Modes, Buttons, Random
- There is no “Offroad +” button.
- Yes, it has 2H.
- The Max Regen button does NOT stay on after you restart the car. This appears contradictory to the documentation but likely a software thing they changed late and/or are still working on smoothing over with some politician. Not a big deal but I like others really like this feature. Once you get used to it, you can time it so you almost never have to actually depress the brake pedal to slow down.
- When Max Regen is on, letting off the gas fully will engage the brake lights automatically. Cool feature as it does slow you down fairly significantly and your back end wouldn’t last for long without it. I tested this in DC traffic, it works, well.
- The technician that did the PDI on mine said in their training they were told the 4xe can use the lower 87 octane fuel similar to the 3.6 even though the 2.0 requires Premium. Supposedly Jeep is using a different cam that allows the lower octane fuel to be used.
@bjm00se confirmed:
Fuel requirement on page 78 of the 4xe Owner's Manual Supplement:
Fuel Selection: 87 Octane (R+M)/2 Method, 0-15% Ethanol.
Real World Hybrid’ness
- I started on a full charge/full tank of gas when I picked up the car and got 27.8 miles of battery use in Hybrid mode over the course of ~150mi so far. I’m sure there are millions of variables here but this was mostly highway with max regen on. Will take time to get more numbers and data on this topic honestly. Just a starting point.

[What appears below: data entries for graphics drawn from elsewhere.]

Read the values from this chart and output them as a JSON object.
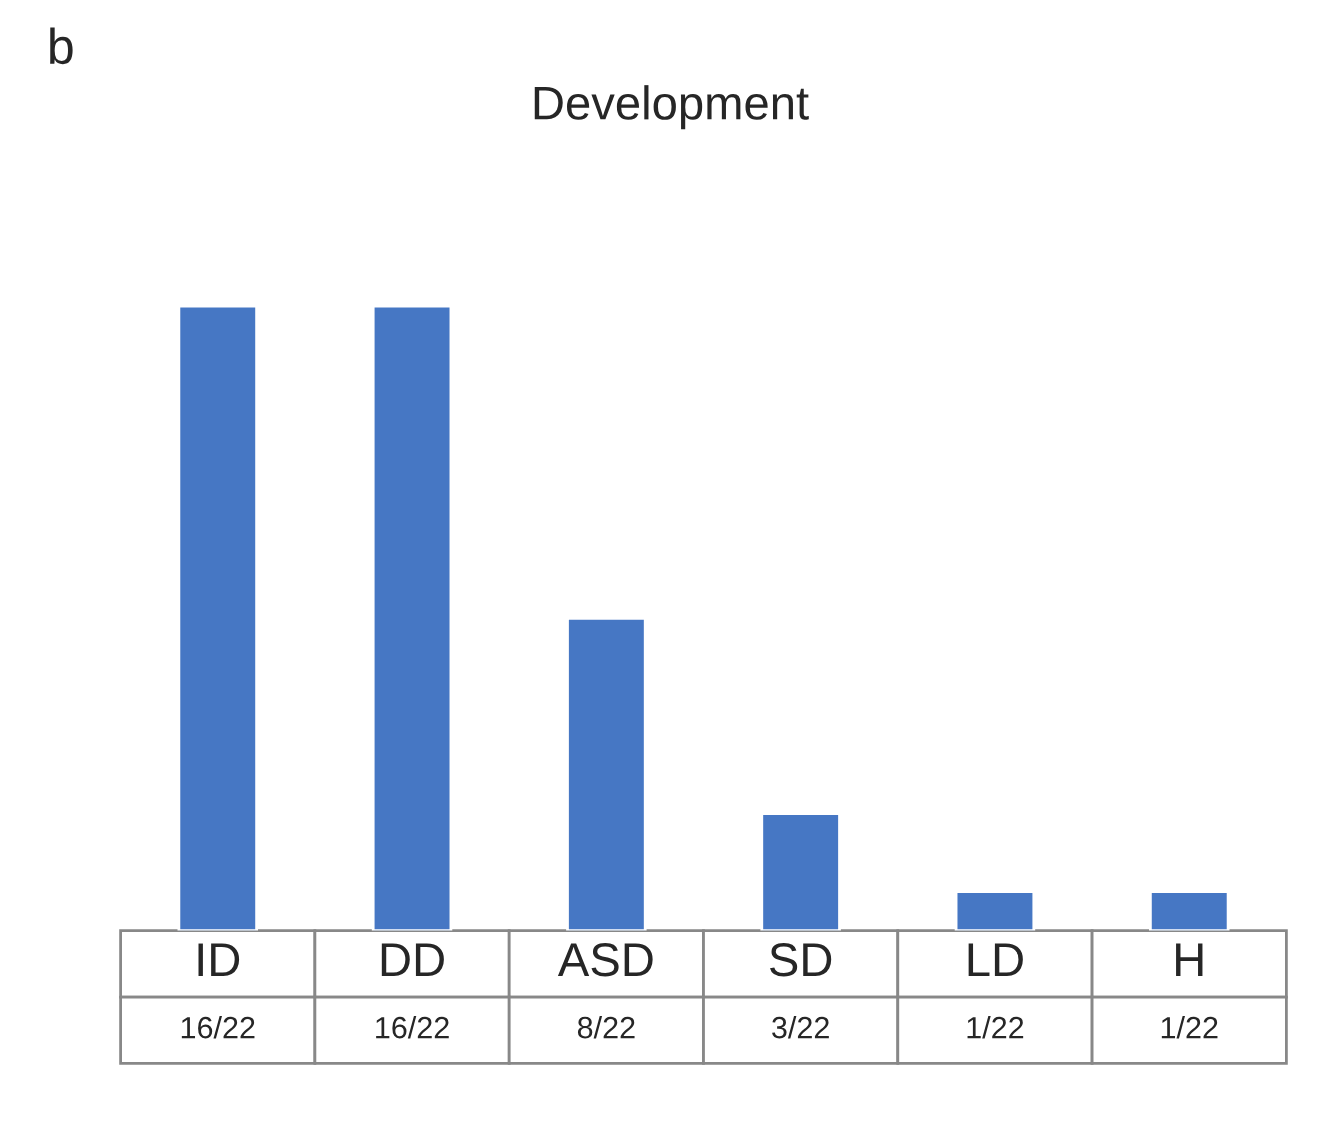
{
  "chart_data": {
    "type": "bar",
    "title": "Development",
    "annotations": [
      "b"
    ],
    "categories": [
      "ID",
      "DD",
      "ASD",
      "SD",
      "LD",
      "H"
    ],
    "values": [
      16,
      16,
      8,
      3,
      1,
      1
    ],
    "value_labels": [
      "16/22",
      "16/22",
      "8/22",
      "3/22",
      "1/22",
      "1/22"
    ],
    "color": "#4677c4"
  }
}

- It was completely down to 0% battery on the fuel gauge and <1% on the battery gauge when I stopped to plug in. I plugged into a L2 charger and it approximated 2h15m to fully charge. Not sure what variables this may have yet?
- You get the craziest stares when you pull into an EV spot with a Jeep. Everything from “WTF is this DB doing in the Tesla parking” to “This guy MUST be lost”. As soon as you plug it in, the look on peoples faces is easily worth every penny. :P
- It doesn’t appear that the battery gauge ever goes below <1%. This may be more EV ignorance, but I’m assuming it has some type of reserve as even when the fuel gauge had 0% it would still go into electric only when coasting or low speed on most occasions. It also seemed to never loose it’s full power potential. It seemed I still had all 470lb’s of hamsters even when battery was dry, I’ll play with it more though.

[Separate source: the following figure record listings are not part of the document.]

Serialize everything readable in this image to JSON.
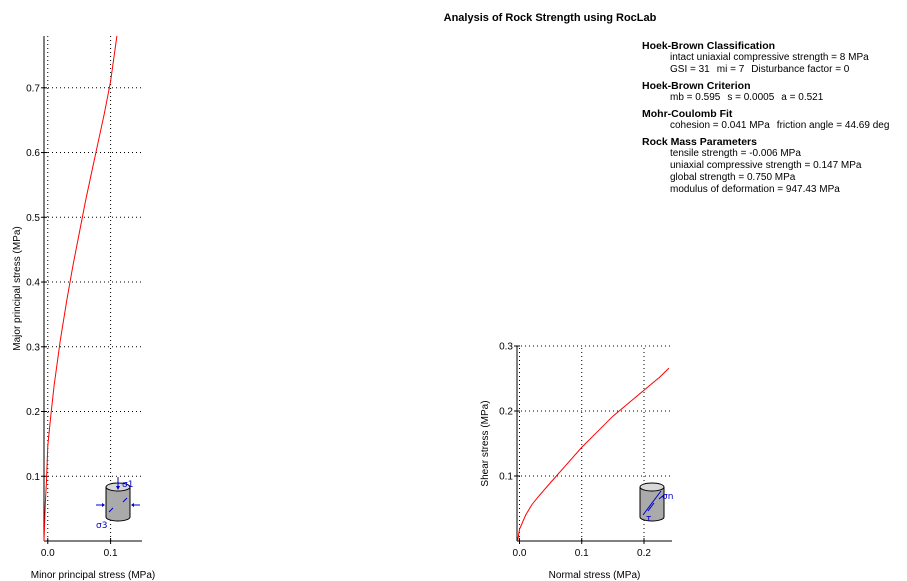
{
  "title": "Analysis of Rock Strength using RocLab",
  "parameters": [
    {
      "title": "Hoek-Brown Classification",
      "lines": [
        [
          "intact uniaxial compressive strength = 8 MPa"
        ],
        [
          "GSI = 31",
          "mi = 7",
          "Disturbance factor = 0"
        ]
      ]
    },
    {
      "title": "Hoek-Brown Criterion",
      "lines": [
        [
          "mb = 0.595",
          "s = 0.0005",
          "a = 0.521"
        ]
      ]
    },
    {
      "title": "Mohr-Coulomb Fit",
      "lines": [
        [
          "cohesion = 0.041 MPa",
          "friction angle = 44.69 deg"
        ]
      ]
    },
    {
      "title": "Rock Mass Parameters",
      "lines": [
        [
          "tensile strength = -0.006 MPa"
        ],
        [
          "uniaxial compressive strength = 0.147 MPa"
        ],
        [
          "global strength = 0.750 MPa"
        ],
        [
          "modulus of deformation = 947.43 MPa"
        ]
      ]
    }
  ],
  "colors": {
    "curve": "#ff0000",
    "icon": "#0000cc",
    "axis": "#000000",
    "grid": "#000000"
  },
  "chart_data": [
    {
      "type": "line",
      "xlabel": "Minor principal stress (MPa)",
      "ylabel": "Major principal stress (MPa)",
      "xlim": [
        -0.006,
        0.15
      ],
      "ylim": [
        0,
        0.78
      ],
      "xticks": [
        0.0,
        0.1
      ],
      "yticks": [
        0.1,
        0.2,
        0.3,
        0.4,
        0.5,
        0.6,
        0.7
      ],
      "grid": true,
      "icon": "triaxial-cylinder-icon",
      "icon_labels": [
        "σ1",
        "σ3"
      ],
      "series": [
        {
          "x": [
            -0.006,
            -0.004,
            -0.002,
            0.0,
            0.005,
            0.01,
            0.02,
            0.03,
            0.04,
            0.05,
            0.06,
            0.07,
            0.08,
            0.09,
            0.1,
            0.11
          ],
          "y": [
            0.0,
            0.057,
            0.093,
            0.147,
            0.195,
            0.24,
            0.31,
            0.37,
            0.425,
            0.475,
            0.525,
            0.57,
            0.615,
            0.66,
            0.71,
            0.78
          ]
        }
      ]
    },
    {
      "type": "line",
      "xlabel": "Normal stress (MPa)",
      "ylabel": "Shear stress (MPa)",
      "xlim": [
        -0.004,
        0.245
      ],
      "ylim": [
        0,
        0.3
      ],
      "xticks": [
        0.0,
        0.1,
        0.2
      ],
      "yticks": [
        0.1,
        0.2,
        0.3
      ],
      "grid": true,
      "icon": "shear-cylinder-icon",
      "icon_labels": [
        "σn",
        "τ"
      ],
      "series": [
        {
          "x": [
            -0.003,
            0.0,
            0.01,
            0.02,
            0.03,
            0.05,
            0.075,
            0.1,
            0.125,
            0.15,
            0.175,
            0.2,
            0.225,
            0.24
          ],
          "y": [
            0.0,
            0.018,
            0.04,
            0.056,
            0.068,
            0.09,
            0.117,
            0.144,
            0.168,
            0.192,
            0.212,
            0.232,
            0.252,
            0.266
          ]
        }
      ]
    }
  ]
}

Donuts and 600 more miles coming soon. Hopefully this can be helpful, the forum and members have definitely helped me and I just wanted to contribute if possible.
Fire away with questions, post feedback and share your experiences as well!

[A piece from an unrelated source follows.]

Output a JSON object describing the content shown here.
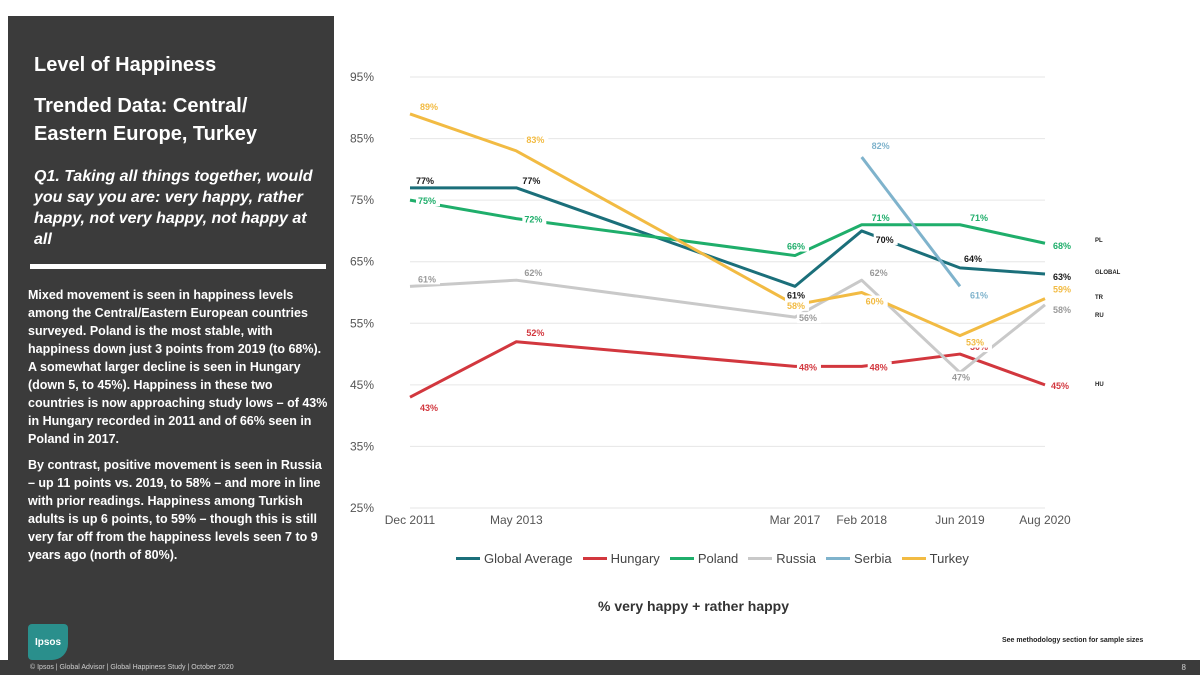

The Tesla parking stares are probably warranted because you can't plug into those! I've driven an EV for over 4 years now, and usually when someone *deliberately* blocks an EV charger it's a large truck (think coal roll) or something like a Wrangler (which pisses me off as a Wrangler owner), so I think a bunch of EV drivers are probably approaching with a guilty-until-proven-innocent mindset. I'm sure there's a bunch of curiosity that follows though, once they realize their error. Nothing else like this out there yet.
Also FYI the locking fuel tank could be because they're pressurizing to extend the life of fuel? BMW i3 does that, although that car goes over 100 miles with only 1-2 gallon fuel capacity, so fuel is used much less. I'd be surprised and somewhat impressed if that's what Jeep was doing here.